Through design and through his presence, authority and leadership, Lloyd Richards created a sense of the process as almost sacred, as touching the foundations of theatre and theatrical creativity and collaboration. It's no coincidence that one 1991 actor who did a lot of TV playing cops and criminals (an awful lot of O'Neill actors show up in episodes of Law & Order, a series co-created by an O'Neill playwright) described his participation as "renewing my vows."

The O'Neill was so important to so many people in the theatre, and so treasured, because it was a kind of temporary monastery (with a lot of un-monklike--or nunlike--behavior, to be sure) for the kind of pure creative process that the theatre needs. If it has succumbed to whatever pressures and necessities, or to poor judgment, then theatre will suffer for it, and so will playwrights.

And while a new generation of administrators has every right to their own vision, and certainly a responsibility to respond to today's realities, they might try respecting what made the O'Neill a living legend in world theatre. And the people who created it.

Sunday, July 02, 2006

Lloyd Richards Posted by Picasa
R.I. P. Lloyd Richards

I met Lloyd Richards, and though I spent only a few hours talking with him, I observed him over the course of a couple of weeks, and learned a lot about him from others. I didn't know however that our birthdays were one day apart. I found out just now, reading his obituary in the New York Times. He died on June 29, his 87th birthday.

Richards directed the first New York production of Lorraine Hansberry's A Raisin in the Sun in 1957, arguably the first authentic portrayal of African American life on the American stage. It was a classic when I read it in high school in the early 60s. But in his years of directing and discovering and nurturing playwrights of all races, his most important find was August Wilson, a great American playwright, who created the richest and most sustained expression of African American life in the twentieth century.

Only hours ago I opened a box of books one of my sisters sent for my birthday--an August Wilson play, an August Wilson essay, and a book on August Wilson (all from my Amazon Wish List.) Richards was instrumental in Wilson's career, and I met them both on the same day (July 1, a day after my birthday in 1991) at the Eugene O'Neill Center summer playwrights conference, where they had begun working together. It was Richards who picked out the manuscript for "Ma Rainey's Black Bottom" from the thousand or so that came to the O'Neill, brought the unknown Pittsburgh playwright to Waterford to work on the play, and then mounted its first productions at Yale and in New York.
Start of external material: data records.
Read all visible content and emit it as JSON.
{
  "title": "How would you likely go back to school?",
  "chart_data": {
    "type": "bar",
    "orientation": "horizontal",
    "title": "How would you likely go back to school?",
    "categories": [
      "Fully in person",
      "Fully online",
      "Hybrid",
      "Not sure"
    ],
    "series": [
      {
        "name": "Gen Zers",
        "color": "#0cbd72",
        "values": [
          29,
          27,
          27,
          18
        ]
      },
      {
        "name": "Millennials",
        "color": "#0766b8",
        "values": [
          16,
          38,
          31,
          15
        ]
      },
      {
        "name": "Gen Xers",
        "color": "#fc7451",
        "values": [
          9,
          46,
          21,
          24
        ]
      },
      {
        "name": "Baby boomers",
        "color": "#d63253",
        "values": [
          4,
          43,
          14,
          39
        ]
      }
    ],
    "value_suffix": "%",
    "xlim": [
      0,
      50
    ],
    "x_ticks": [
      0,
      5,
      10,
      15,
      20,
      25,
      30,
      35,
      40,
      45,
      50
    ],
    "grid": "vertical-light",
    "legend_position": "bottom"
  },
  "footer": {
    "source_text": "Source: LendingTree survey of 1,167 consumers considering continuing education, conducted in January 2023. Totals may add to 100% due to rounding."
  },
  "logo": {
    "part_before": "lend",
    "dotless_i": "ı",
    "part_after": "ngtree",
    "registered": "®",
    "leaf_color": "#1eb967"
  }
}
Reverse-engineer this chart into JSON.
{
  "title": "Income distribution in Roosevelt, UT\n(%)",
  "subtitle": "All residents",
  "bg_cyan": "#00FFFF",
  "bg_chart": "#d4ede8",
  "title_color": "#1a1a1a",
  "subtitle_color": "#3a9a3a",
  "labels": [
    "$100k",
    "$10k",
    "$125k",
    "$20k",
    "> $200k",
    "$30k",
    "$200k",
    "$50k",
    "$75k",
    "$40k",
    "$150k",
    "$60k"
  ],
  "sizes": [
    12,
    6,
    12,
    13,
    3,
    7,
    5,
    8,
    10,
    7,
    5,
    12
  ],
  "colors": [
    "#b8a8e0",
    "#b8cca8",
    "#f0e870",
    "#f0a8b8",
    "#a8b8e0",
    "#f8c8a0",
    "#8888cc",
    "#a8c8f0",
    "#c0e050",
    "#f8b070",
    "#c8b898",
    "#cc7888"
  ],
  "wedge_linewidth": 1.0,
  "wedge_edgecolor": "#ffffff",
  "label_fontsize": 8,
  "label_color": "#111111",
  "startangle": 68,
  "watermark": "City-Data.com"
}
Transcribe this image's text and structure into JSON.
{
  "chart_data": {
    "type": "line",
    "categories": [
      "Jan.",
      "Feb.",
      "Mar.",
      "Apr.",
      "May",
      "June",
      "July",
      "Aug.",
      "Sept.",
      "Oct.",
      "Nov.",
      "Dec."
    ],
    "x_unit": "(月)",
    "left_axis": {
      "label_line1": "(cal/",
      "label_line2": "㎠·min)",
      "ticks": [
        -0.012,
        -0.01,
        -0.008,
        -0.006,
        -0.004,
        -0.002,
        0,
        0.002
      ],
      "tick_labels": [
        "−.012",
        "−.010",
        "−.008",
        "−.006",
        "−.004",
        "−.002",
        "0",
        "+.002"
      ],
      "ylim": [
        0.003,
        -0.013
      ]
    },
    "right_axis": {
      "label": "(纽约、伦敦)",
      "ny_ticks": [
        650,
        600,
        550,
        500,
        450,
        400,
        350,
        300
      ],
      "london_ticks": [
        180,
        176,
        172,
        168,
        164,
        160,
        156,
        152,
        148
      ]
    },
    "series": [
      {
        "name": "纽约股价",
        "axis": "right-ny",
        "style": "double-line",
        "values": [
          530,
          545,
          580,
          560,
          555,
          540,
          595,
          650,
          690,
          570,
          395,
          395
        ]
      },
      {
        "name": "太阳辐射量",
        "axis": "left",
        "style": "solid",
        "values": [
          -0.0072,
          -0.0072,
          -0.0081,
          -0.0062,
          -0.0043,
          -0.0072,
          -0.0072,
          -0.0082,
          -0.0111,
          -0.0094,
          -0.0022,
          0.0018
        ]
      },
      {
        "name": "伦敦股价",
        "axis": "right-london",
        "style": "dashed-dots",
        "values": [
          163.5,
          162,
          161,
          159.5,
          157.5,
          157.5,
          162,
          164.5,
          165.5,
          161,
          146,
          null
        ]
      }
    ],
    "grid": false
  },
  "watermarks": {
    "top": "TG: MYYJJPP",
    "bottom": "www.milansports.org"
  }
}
Lloyd Richards was the heart and soul of the O'Neill, so important to many American playwrights. He transformed it into a community concentrating on honing and freeing new voices in theatre. He was utterly respected by everyone, for his discipline and gentleness, his rigor and humor, his attentiveness to detail and insistence on communicating the big picture, so everyone knew and shared the same vision of the O'Neill process. It hasn't been the same since he retired from being its artistic director.August Wilson died last year, and so the two giants of African American theatre are gone.

And to think just minutes ago I was ordering the last play I haven't read (apart from the one I just got) in Wilson's titanic ten play cycle, one for each decade of the twentieth century. That cycle is a truly stunning achievement, and Richards was part of getting many of those plays to their staged versions. I was looking forward to reading them all in the order of decades. Then minutes later I happened to read this. Of course, it's not as shocking as August Wilson's death at age 61. But it is another indication of an era passing. These two men have left such an incredible legacy to America and theatre everywhere.